Officials with Panini America and WWE CEO Nick Kahn have reached a settlement in their dispute over Panini’s trading card license. What that settlement means, however, isn’t known just yet.
U.S. District Court Judge Lorna Schofield ordered the case to be dismissed Wednesday, following a filing by attorneys for the two sides on Tuesday, indicating that there was a settlement in principle.
On August 25, WWE notified Panini America that it was terminating the four-year licensing deal it had agreed to in January of 2022, stating Panini wasn’t delivering everything it should be under terms of the deal. WWE claimed Panini wasn’t producing trading card games or the right quantity of digital trading cards and indicated it planned to move its card license to Fanatics two years ahead of schedule.
Panini disagreed with WWE’s reasons for trying to end their deal and sued WWE in a Tampa, FL federal court in an attempt to stop it. WWE then filed an injunction to put a hold on Panini’s production and distribution of additional WWE card products.
Court documents filed Tuesday indicate Panini CEO Mark Warsop and Elisabetta Mussini, Group Licensing Director for Panini S.p.A. conferred multiple times between October 3 and November 13, eventually exchanging settlement proposals and counterproposals. Attorneys for both sides also spoke regularly by phone in an attempt to settle their differences. Those discussions have led to a settlement, but the details haven’t yet been announced so it’s not known which company will be producing WWE trading cards in 2024. We’ve reached out to try and ascertain that information.
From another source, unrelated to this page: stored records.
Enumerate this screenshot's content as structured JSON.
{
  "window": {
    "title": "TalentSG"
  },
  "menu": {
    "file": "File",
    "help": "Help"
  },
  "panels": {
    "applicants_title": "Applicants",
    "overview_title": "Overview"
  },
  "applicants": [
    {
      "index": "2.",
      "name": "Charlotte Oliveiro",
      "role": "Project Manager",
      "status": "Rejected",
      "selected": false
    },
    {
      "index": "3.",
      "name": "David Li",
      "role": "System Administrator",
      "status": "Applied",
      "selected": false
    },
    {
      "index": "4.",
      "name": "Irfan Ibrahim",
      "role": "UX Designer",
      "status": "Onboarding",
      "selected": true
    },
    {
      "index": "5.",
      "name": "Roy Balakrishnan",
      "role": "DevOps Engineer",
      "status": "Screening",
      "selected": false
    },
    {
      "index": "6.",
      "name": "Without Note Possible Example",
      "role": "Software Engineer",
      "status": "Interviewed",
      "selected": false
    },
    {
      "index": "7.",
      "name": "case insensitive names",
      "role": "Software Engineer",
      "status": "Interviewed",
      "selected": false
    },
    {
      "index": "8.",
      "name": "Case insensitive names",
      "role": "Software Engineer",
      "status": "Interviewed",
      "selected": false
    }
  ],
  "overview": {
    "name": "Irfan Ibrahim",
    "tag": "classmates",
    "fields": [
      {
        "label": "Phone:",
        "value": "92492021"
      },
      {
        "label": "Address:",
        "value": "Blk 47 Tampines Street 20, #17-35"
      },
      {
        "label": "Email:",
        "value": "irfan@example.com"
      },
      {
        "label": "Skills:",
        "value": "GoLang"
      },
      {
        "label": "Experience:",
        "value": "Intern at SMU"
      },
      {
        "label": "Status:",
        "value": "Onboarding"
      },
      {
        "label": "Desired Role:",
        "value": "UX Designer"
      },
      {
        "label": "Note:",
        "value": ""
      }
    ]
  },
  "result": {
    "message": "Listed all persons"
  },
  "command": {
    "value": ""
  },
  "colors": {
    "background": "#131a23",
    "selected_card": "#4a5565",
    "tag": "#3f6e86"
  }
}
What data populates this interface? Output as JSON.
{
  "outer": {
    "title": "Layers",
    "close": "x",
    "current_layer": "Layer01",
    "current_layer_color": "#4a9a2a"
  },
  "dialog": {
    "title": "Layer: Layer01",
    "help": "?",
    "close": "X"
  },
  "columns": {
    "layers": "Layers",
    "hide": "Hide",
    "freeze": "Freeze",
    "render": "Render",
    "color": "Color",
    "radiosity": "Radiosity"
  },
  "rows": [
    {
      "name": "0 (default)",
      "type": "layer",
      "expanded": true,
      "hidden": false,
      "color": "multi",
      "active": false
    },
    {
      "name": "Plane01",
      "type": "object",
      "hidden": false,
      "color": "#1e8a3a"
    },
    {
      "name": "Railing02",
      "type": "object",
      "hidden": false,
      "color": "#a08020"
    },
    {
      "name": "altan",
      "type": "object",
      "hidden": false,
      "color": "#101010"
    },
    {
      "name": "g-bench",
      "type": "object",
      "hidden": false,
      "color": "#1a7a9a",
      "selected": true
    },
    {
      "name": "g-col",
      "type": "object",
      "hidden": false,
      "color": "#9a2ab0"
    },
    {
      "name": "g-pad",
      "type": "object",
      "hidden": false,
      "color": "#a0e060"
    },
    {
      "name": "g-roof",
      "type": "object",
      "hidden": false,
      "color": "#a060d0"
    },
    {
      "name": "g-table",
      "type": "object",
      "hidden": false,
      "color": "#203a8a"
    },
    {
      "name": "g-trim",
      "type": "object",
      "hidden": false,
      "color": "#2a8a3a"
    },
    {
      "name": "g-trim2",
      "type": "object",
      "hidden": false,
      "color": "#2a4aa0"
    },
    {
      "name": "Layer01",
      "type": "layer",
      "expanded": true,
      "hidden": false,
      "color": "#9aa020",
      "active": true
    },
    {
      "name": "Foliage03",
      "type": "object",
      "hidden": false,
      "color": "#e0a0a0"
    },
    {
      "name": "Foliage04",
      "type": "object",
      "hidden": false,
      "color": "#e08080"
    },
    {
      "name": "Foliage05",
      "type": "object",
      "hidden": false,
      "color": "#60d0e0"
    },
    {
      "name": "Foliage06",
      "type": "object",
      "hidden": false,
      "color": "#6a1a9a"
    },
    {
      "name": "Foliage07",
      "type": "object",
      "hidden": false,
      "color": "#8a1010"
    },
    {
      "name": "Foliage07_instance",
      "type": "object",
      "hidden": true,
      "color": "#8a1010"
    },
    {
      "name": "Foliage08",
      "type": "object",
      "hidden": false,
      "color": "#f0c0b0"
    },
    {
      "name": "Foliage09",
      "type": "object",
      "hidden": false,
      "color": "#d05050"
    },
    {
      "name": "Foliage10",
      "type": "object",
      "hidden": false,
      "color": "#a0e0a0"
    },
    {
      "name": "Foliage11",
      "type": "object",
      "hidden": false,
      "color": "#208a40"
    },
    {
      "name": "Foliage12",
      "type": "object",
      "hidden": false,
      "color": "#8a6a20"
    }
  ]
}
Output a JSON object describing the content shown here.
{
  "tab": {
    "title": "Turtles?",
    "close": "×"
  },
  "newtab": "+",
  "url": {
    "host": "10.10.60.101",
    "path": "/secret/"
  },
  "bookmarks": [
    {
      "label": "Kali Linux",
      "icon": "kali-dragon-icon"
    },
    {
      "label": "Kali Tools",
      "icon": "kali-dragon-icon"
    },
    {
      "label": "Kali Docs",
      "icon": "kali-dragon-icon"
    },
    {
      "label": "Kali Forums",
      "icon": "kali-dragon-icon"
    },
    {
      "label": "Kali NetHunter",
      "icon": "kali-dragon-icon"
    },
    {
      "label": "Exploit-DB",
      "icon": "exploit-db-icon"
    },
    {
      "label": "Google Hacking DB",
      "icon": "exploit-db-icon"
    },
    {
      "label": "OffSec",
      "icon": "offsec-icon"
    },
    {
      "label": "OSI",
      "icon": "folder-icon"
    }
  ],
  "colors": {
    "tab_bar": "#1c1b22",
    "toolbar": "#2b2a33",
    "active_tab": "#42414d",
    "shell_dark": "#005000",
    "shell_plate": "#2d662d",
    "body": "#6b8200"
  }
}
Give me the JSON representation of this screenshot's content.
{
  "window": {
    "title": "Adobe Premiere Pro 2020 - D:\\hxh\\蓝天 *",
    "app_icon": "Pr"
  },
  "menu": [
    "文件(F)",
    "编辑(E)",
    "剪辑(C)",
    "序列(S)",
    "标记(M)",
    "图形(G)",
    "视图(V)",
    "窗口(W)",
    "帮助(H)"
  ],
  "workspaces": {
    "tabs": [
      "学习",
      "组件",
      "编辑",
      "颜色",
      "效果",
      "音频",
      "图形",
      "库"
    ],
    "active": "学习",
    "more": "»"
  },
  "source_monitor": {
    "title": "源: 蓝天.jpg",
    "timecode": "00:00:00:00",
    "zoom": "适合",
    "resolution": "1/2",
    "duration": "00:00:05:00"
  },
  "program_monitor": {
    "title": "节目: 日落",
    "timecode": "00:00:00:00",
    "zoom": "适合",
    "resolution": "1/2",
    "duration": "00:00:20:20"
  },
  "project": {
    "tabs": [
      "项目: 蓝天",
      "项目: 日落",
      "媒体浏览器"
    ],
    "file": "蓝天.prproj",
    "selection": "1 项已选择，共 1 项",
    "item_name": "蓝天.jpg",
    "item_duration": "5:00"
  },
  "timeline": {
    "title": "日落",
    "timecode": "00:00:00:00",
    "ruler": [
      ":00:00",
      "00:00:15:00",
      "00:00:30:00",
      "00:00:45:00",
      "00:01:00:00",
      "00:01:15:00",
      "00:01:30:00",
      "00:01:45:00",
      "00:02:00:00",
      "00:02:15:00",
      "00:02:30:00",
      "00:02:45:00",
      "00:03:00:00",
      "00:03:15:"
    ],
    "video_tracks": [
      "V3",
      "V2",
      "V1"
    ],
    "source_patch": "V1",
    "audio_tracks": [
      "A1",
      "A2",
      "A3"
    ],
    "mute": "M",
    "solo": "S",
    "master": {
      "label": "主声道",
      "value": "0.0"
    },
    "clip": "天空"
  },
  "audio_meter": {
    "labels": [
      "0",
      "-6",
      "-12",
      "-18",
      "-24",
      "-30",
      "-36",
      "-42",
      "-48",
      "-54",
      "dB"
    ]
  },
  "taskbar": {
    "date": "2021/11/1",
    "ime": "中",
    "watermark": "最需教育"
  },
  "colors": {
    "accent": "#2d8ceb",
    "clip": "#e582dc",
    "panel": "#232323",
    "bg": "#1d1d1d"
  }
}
Panini’s Donruss Elite, scheduled for arrive next week, is the only WWE trading card product currently on the release calendar.
Panini’s WWE license had been scheduled to run through December of 2025. WWE announced in March of 2022 that the Fanatics had been awarded the next license.
Similarly, Fanatics and Panini have also been at war over the NFLPA’s attempts to terminate its deal well ahead of the Fanatics takeover.